Say it with me: Go IronPigs!

¹ I mentioned Scranton, so what would this post be without a quote from The Office.

Remembering Cory Lidle

I had another entry written about the plane crash into an apartment building in New York today, but I’m not going to post it now. Critiquing a few government terrorism quotes can wait.

Cory Lidle, the plane’s pilot, played for the Phillies until July 30th. As a phan I watched him pitch during the last couple of years, and grew to appreciate his game. He was never flashy or overwhelming on the mound, but every time he pitched, everyone knew the outcome before the game. He’d inevitably make a quality start, which is six innings or more with three or fewer earned runs. Generally that meant exactly six innings and three runs. He’d win some and lose some that way, as it’s not dominant, but he almost always kept his team in the game. He was a solid pitcher.

I last saw him pitch against the Blue Jays in Toronto on July 1st. I joked ahead of time that he’d give up three runs in six innings. Through five, he’d pitched a shutout, and I was “worried” that I wouldn’t be prophetic. Lidle didn’t disappoint. With one out, he gave up two quick home runs to plate three runs. He took care of the final two batters with ease. Six innings, three runs. He was automatic. It might seem like I’m putting him down, but I intend that as a compliment. Baseball is a game of uncertainty. That little extra certainty lets his teammates know what they need to accomplish.
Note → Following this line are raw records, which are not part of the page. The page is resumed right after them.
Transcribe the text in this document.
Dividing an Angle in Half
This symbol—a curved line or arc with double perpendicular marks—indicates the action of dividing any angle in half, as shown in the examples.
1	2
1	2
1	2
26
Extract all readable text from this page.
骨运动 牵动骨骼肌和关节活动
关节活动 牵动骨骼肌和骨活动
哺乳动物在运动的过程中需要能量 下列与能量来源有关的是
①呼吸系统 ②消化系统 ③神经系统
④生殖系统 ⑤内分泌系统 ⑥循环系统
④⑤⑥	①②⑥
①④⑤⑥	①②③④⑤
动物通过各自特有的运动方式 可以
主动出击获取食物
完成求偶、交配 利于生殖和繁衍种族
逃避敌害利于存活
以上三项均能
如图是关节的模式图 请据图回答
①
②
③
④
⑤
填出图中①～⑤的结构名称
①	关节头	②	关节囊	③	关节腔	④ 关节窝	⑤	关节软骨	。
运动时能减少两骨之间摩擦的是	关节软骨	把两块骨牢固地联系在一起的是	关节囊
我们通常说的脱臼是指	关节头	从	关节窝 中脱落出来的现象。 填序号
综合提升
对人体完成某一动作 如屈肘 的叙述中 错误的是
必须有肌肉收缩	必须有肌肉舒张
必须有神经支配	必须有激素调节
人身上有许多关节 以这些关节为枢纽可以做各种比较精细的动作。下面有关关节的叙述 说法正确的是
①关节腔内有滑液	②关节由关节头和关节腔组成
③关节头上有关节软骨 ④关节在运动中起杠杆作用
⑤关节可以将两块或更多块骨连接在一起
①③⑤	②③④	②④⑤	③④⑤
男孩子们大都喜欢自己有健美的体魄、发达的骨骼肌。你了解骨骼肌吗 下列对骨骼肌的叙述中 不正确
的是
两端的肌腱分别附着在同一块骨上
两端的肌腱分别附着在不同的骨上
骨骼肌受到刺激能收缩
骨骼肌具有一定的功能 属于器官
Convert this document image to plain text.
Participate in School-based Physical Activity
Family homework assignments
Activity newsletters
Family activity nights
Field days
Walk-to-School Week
He didn’t leave Philadelphia on the best terms, but I never cared about the politics of his team dynamic with the Phillies. That was for those directly involved to worry about. As a phan, I could only value what happened on the field. I liked him enough given his performance that I’d hoped the Phillies could keep him. (He would’ve been a free agent after the World Series.) Brian Cashman, General Manager of the Yankees, demanded Lidle to complete the trade for Bobby Abreu with the Phillies. Needing to trade Abreu for salary reasons, the Phillies agreed. That, I think, speaks most about his abilities.